To think effectively in corporate and organizational settings, it is helpful to consider the logic of these structures and explicitly face the questions one should ask when operating within them. The more we understand the logic of our circumstances, the more effectively we can act.

Here is our plan. We will deal with the logic of organizational structures in some detail first, approaching their potential transformation from a number of different standpoints, including that of three predictable obstacles: the struggle for power, group definitions of reality, and bureaucracy. We will also look at the problem of "misleading success" as well as the relation between competition, sound thinking, and success. We will spell out some essential questions each of us should ask when working within a corporate or organizational setting. Following that, toward the end of the chapter, we will analyze six hypothetical cases illustrating some of the ways critical thinking might be applied to decision-making in a corporate or organizational setting. We will close the chapter with a list of conditions essential for success in facilitating a culture of critical thinking. The conditions we list suggest ways that an organization or corporation can begin to organize itself for long-range success through the use of critical thinking.

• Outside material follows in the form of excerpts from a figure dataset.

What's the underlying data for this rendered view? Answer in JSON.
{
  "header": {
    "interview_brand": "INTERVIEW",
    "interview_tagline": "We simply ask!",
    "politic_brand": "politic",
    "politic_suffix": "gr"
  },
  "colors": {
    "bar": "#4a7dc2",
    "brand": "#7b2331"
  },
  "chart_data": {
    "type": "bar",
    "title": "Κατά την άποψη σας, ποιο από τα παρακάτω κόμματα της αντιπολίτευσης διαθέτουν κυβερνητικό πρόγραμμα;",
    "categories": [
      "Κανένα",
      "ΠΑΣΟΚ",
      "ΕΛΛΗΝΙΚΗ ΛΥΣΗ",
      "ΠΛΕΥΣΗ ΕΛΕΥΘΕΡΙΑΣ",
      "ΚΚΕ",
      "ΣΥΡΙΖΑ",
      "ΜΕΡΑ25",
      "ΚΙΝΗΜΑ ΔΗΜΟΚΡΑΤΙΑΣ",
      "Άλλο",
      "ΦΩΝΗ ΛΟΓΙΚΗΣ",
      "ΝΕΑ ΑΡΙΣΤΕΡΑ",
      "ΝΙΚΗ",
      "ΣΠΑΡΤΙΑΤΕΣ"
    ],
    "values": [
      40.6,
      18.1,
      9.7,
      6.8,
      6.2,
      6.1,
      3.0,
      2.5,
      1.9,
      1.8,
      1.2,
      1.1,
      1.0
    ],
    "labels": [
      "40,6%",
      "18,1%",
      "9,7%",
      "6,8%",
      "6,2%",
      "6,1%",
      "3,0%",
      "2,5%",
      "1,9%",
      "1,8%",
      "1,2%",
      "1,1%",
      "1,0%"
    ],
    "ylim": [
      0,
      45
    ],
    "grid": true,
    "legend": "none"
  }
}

There are a number of factors we must take into account in thinking our way through organizational and corporate structures, factors that interact in different ways in different settings. Often we lack some of the vital facts we need to make sound decisions and must therefore judge in terms of probabilities rather than certainties. Often we cannot answer all the questions we would like to answer. In any case, critical thinking does not guarantee us the truth—rather, it affords us a way to maximize our best chance for it.